🤖 AI Summary
This work addresses the lack of a unified theoretical framework in existing large language model watermarking methods, which has led to fragmented designs and hindered systematic comparison. The authors propose the first general framework based on constrained optimization, unifying mainstream watermarking schemes under a common theoretical foundation and revealing the intrinsic trade-offs among generation quality, diversity, and detectability. By incorporating metrics such as perplexity as quality constraints, the framework enables on-demand customization of watermarking algorithms. Experimental results demonstrate that watermarking schemes derived from this framework consistently achieve optimal detection performance under their respective constraints, thereby validating its generality and effectiveness.
📝 Abstract
LLM watermarks allow tracing AI-generated texts by inserting a detectable signal into their generated content. Recent works have proposed a wide range of watermarking algorithms, each with distinct designs, usually built using a bottom-up approach. Crucially, there is no general and principled formulation for LLM watermarking. In this work, we show that most existing and widely used watermarking schemes can in fact be derived from a principled constrained optimization problem. Our formulation unifies existing watermarking methods and explicitly reveals the constraints that each method optimizes.
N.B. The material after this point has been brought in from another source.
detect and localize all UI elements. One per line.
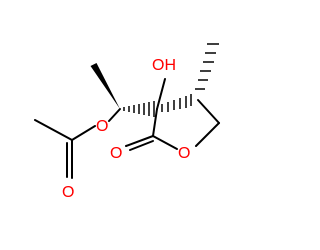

In particular, it highlights an understudied quality-diversity-power trade-off. At the same time, our framework also provides a principled approach for designing novel watermarking schemes tailored to specific requirements. For instance, it allows us to directly use perplexity as a proxy for quality, and derive new schemes that are optimal with respect to this constraint. Our experimental evaluation validates our framework: watermarking schemes derived from a given constraint consistently maximize detection power with respect to that constraint.